Sunday, December 8, 2013

This Semester

This semester has been a little crazy.  And by a little crazy I mean totally nuts.

Not expecting to be in Arkansas at all this school year year; but then being here after all.
Not having my own place to live, but putting my stuff in storage and living with a family for a year.
Not teaching one class, but three.
Dealing with the mid-semester death of a coworker and the fallout that that entailed.
Not really knowing much of anything about two of the classes I'm teaching.
Feeling unsettled and unsure of what every day would hold.
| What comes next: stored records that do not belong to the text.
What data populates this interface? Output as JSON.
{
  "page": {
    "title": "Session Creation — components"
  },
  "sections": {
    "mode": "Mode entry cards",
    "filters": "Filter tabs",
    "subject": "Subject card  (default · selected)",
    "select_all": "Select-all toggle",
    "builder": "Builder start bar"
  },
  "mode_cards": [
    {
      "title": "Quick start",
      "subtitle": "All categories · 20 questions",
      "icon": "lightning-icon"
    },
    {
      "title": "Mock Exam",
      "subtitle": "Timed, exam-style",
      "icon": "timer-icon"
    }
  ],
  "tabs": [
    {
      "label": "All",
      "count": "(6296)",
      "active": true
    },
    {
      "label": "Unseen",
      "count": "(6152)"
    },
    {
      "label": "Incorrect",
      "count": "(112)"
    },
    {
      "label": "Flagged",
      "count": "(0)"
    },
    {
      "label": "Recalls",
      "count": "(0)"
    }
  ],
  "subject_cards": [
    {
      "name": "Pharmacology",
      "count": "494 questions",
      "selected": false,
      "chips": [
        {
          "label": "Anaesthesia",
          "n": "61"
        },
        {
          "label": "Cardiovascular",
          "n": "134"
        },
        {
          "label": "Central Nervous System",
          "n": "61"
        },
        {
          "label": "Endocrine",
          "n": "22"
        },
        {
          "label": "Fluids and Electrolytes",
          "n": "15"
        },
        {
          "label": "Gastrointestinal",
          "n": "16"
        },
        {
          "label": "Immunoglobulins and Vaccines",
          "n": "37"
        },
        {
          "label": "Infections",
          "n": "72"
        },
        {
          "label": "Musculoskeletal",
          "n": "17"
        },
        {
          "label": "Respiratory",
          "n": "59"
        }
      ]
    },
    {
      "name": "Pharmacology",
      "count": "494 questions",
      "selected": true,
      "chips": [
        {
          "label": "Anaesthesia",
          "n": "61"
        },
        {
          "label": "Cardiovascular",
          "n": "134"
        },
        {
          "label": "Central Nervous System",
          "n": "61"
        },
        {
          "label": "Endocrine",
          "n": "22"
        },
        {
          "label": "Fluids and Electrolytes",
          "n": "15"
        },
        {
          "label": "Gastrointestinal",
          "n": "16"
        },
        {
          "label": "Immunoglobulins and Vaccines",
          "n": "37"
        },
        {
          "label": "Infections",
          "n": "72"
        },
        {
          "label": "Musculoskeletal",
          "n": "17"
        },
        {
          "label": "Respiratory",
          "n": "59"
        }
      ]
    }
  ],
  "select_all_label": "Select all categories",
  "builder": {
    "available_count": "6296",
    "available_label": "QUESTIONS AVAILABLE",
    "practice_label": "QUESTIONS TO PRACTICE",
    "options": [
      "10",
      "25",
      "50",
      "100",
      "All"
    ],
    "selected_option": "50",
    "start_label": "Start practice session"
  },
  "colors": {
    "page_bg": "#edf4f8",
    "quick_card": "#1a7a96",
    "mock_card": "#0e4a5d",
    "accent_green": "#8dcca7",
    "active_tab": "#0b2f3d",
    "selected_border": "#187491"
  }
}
I was going to rehash the gory details of how it's all gone down, but then I remembered that I've done that before.  The only thing I'd add to that is that last week, I found out my dad was arrested.  I don't want to go into the details, but let's just say I was all over the emotional map -- disappointed, angry, sad, embarrassed.  All of it.  Woof; it's a bad scene, y'all and it's made the Semester I Thought Couldn't Get Crazier (SITCGC) just a smidge crazier.  In fact every new curveball that was thrown at me -- and there were several -- I thought to myself, "Things can't get any crazier."  Lo and behold, things kept getting crazier until I've finally decided that I just won't speculate on whether or not things can get crazier.  As I've learned, they can always get crazier.

Here's some of what I've learned this SITCGC.
  • God is faithful.  He has gotten me through every day this semester, and now there are just 11 more.  Praise Jesus.
  • His grace really is sufficient.  His power really is made perfect in weakness; trust me, I've experienced more weakness in this semester than I can really ever remember.
  • There is something to letting the peace of Christ rule in your heart.  When there is peace, it seems like there isn't space for fear or doubt.
  • Joy and thanksgiving are possible in trials.  And it seems that thanksgiving sets up an environment where joy can grow and flourish.
  • Attitude is everything -- see above about peace, joy, and thanksgiving.
  • I can't expect grace unless I extend it.  I've learned A LOT about that this semester and this summer (thanks Charlie).
  • If God initiates, He will give me the reserves I need to do what He asks me to do.  I couldn't have made it through this semester were that not the case.
  • Being faithful to spiritual disciplines daily -- spending time with the Lord every morning reading the Word and listening to what He has to say to me -- is huge.  I need to treat the little things like they're big things.  God honors that.
  • His plans are generally not things we would expect -- they are non-linear, stochastic, and confusing.  But they are perfect.
  • The Lord is near to all who call upon Him.  Trust me, I've called frequently this semester.
  • I'm getting better at hearing the Lord's voice, and not trying to finish His sentences for Him.
This semester was nothing like I expected, but what I can say is that I have learned so much.  I can tell I am being prepared for something -- not sure what, and not sure when -- but I think when that special something comes, I will know what it is and I will be ready to do what it takes.

In the meantime, the Lord continues to teach me about embracing uncertainty -- learning to trust Him without trying to figure everything out.  That's been a hard but good lesson.

Ahhhh, development.  It's not just about reading books, y'all.  This SITCGC has been the ultimate real deal, boots on the ground guide.  And I wouldn't trade it.